If you want you can see where I blogged about my own forgiveness trials regarding birth. It's at: http://thebeginningofmotherhood.blogspot.com/search?q=forgiveness

Handsfullmom said...

You're absolutely right, Rachel, about the expectations and the disappointment going both ways. And you make a good point about learning and trying to help others through the vulnerable birth process.

I'm also really grateful you know as much as you do about natural childbirth because given my history, I'm pretty likely to give birth on the side of the road somewhere and I really could learn more about getting through the pain of it. And I'm glad to know that you're among the good nurses helping at the hospital.

At my last birth, the nurse assigned to us was rather cold and a bit rude. I was so disappointed and started to blame her for ruining my good experience, but then I said a prayer that I would be able to focus on the beautiful experience rather than on the nurse's coldness. She didn't change; she was still brusque and didn't listen to me (for example, when I told her I knew I was fully dilated and she said, "you can't be, I just checked you ten minutes ago and you were only a 4."), but it didn't bother me.

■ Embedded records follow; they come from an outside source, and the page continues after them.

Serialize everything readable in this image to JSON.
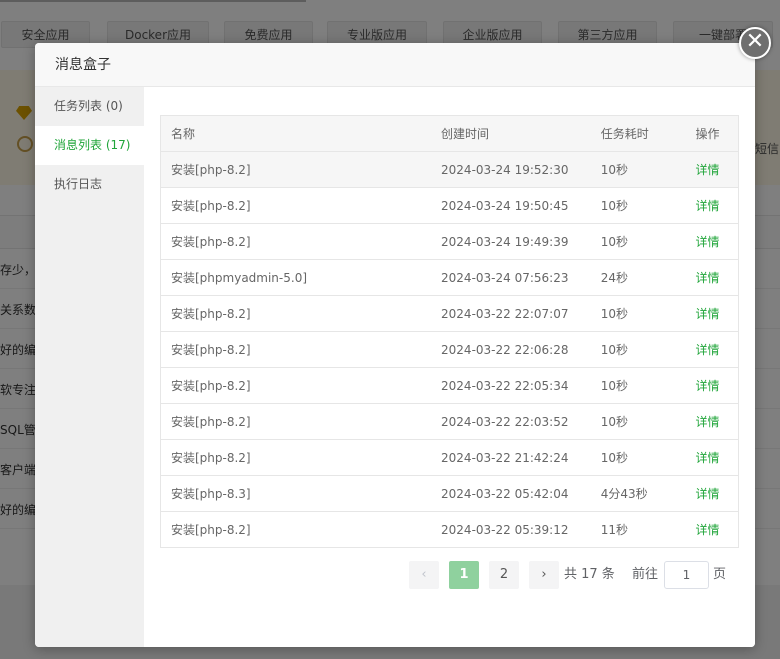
{
  "background": {
    "tabs": [
      "安全应用",
      "Docker应用",
      "免费应用",
      "专业版应用",
      "企业版应用",
      "第三方应用",
      "一键部署"
    ],
    "band_right_text": "短信",
    "rows": [
      "存少，",
      "关系数据",
      "好的编",
      "软专注于",
      "SQL管理",
      "客户端",
      "好的编"
    ]
  },
  "modal": {
    "title": "消息盒子",
    "close_symbol": "✕",
    "sidebar": [
      {
        "label": "任务列表 (0)"
      },
      {
        "label": "消息列表 (17)"
      },
      {
        "label": "执行日志"
      }
    ],
    "table": {
      "headers": [
        "名称",
        "创建时间",
        "任务耗时",
        "操作"
      ],
      "rows": [
        {
          "name": "安装[php-8.2]",
          "time": "2024-03-24 19:52:30",
          "duration": "10秒",
          "op": "详情"
        },
        {
          "name": "安装[php-8.2]",
          "time": "2024-03-24 19:50:45",
          "duration": "10秒",
          "op": "详情"
        },
        {
          "name": "安装[php-8.2]",
          "time": "2024-03-24 19:49:39",
          "duration": "10秒",
          "op": "详情"
        },
        {
          "name": "安装[phpmyadmin-5.0]",
          "time": "2024-03-24 07:56:23",
          "duration": "24秒",
          "op": "详情"
        },
        {
          "name": "安装[php-8.2]",
          "time": "2024-03-22 22:07:07",
          "duration": "10秒",
          "op": "详情"
        },
        {
          "name": "安装[php-8.2]",
          "time": "2024-03-22 22:06:28",
          "duration": "10秒",
          "op": "详情"
        },
        {
          "name": "安装[php-8.2]",
          "time": "2024-03-22 22:05:34",
          "duration": "10秒",
          "op": "详情"
        },
        {
          "name": "安装[php-8.2]",
          "time": "2024-03-22 22:03:52",
          "duration": "10秒",
          "op": "详情"
        },
        {
          "name": "安装[php-8.2]",
          "time": "2024-03-22 21:42:24",
          "duration": "10秒",
          "op": "详情"
        },
        {
          "name": "安装[php-8.3]",
          "time": "2024-03-22 05:42:04",
          "duration": "4分43秒",
          "op": "详情"
        },
        {
          "name": "安装[php-8.2]",
          "time": "2024-03-22 05:39:12",
          "duration": "11秒",
          "op": "详情"
        }
      ]
    },
    "pagination": {
      "prev": "‹",
      "pages": [
        "1",
        "2"
      ],
      "next": "›",
      "total": "共 17 条",
      "goto_label": "前往",
      "goto_value": "1",
      "page_suffix": "页"
    }
  },
  "colors": {
    "accent": "#20a53a",
    "active_page": "#8fd19e"
  }
}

I realize, however, that a small thing like a crabby nurse is nothing compared to the disappointment of other complications during the birthing process, but it goes along with your "forgiveness" post.

Birth is a Journey: Does it have to be life changing?


  • One woman might have to climb on an overfilled boat, risking her life and nearly dying as she escapes over the ocean to come to this land. This experience could certainly be life altering. It may very well color the rest of her life, positively or negatively. (I overcame this amazing struggle and here I am triumphant! OR Holy crap, that was SO hard I don’t know if I can go on! By the way, neither response is “right”. No one would judge the woman with the 2nd response.)
  • One woman may buy an airplane ticket, sit on a comfortable 747 and fly to America with a nice smooth flight and landing. She is happy to be in America. Those welcoming her are glad she is here safe and sound. She may only travel by plane 2-4 times in her life, so it is pretty memorable. But the journey itself probably wouldn’t be life changing; it would simply be a journey.
  • One woman may learn to fly an ultra-light plane to lead a flock of geese into America teaching them to migrate. This experience could certainly be empowering and life altering.